RFR (S): 8182703: Correct G1 barrier queue lock orderings

Mon Jul 17 08:49:45 UTC 2017

Hi Kim,

Thank you for the review!
I have some comments though...

On 2017-07-17 02:33, Kim Barrett wrote:
>> On Jul 11, 2017, at 8:07 AM, Erik Österlund <erik.osterlund at oracle.com> wrote:
>>> This suggests a potential (though seemingly hard to avoid) fragility
>>> resulting from the lowered lock rank.
>> Note that this does not matter for JavaThreads (including compiler threads), for concurrent refinement threads or concurrent marking threads, nor does it matter for any thread when marking is not active.
>>
>> So it seems to me that the worst consequence of this is possibly worse latency for operations coinciding in time with concurrent marking, that have large amounts of mutations or resurrections, and are not performed by JavaThreads (including compiler threads) or GC threads (that are performing the concurrent marking) or concurrent refinement threads (that have nothing to do with SATB), that are running concurrently with each other.
>>
>> That does not seem to be a huge problem in my book. If it was, and an unknown bunch of non-JavaThreads are heavily mutating or resurrecting objects concurrent to marking, such that contention is inflicted on the shared queue lock for the shared SATB queue, then the right solution for that seems to be to give such threads their own local queue, rather than to reduce the time spent under the surprisingly hot shared queue lock.
> I think this part of the reply misses my point, though later
> discussion is on the right track.
>
> The rank for any locks in the filtering or mutator assist code can be
> anything not higher than the CBL lock ranks, since filtering and
> mutator assist are invoked in related contexts.  Any locks in the
> filtering code must be lower than the shared queue lock ranks.
>
> Reducing the CBL and shared queue ranks to allow them to be locked in
> more contexts implicitly imposes additional requirements on the
> filtering and mutator assist code, especially the latter, which is not
> presently invoked while holding the shared queue lock.  Code which
> would have been "easily" safe before this change may now be not so
> easy, or may even be broken.  In this discussion we've already
> identified two places that require further repair before we can start
> taking advantage of these reduced lock ranks.  And future changes in
> those areas may be more difficult than with the old lock ranks.

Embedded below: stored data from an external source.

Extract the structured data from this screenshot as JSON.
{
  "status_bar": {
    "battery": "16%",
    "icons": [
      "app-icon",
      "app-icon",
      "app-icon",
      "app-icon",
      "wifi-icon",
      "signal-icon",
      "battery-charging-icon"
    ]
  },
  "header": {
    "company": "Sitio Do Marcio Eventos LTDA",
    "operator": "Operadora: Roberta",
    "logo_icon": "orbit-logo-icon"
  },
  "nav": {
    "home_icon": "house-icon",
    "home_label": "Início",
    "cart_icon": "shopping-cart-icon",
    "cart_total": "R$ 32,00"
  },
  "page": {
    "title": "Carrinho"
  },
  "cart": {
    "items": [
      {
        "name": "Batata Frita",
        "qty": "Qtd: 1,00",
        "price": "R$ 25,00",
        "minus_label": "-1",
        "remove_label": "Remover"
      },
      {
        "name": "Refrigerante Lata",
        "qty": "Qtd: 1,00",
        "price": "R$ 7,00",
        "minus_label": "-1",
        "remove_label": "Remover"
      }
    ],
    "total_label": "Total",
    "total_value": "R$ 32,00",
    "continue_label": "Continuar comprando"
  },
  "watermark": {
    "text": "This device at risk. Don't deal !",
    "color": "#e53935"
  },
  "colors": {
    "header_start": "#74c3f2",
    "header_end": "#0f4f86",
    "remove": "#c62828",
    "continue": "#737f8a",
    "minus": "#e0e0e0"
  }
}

1) I agree - more work is needed to free the unethically caged heap oop 
store. Some constraints have been removed, but there are a few more.
2) I disagree that we can not already take immediate advantage of this. 
My main problem is the SATB queues required for the weak oop load 
barriers in hotspot. They are now free, and therefore I can take 
immediate advantage of these changes.
3) I think that to the greatest extent possible, lock ranks should 
follow the way we intend to lock, rather than letting the ranks affect 
the way we lock. The deadlock detection system was designed to have 
false positives. Therefore we should first figure out if we have a true 
possible deadlock or a false positive. In case of false positives, I 
think we should try pretty hard not to compromise solid locking schemes 
in order to fight false positives of the deadlock detection system. I 
understand this is sometimes difficult, but I think it is a good idea in 
general.

> But since I agree with the rationale for reducing the ranks of these
> locks, it seems we need to accept these additional costs (some known
> additional work needed, and restrictions on future changes).  But we
> should remember these costs exist (RFEs for the additional work, maybe
> some comments on the filtering and mutator assist API functions
> discussing the issue).

I am glad we agree here. I will file RFEs.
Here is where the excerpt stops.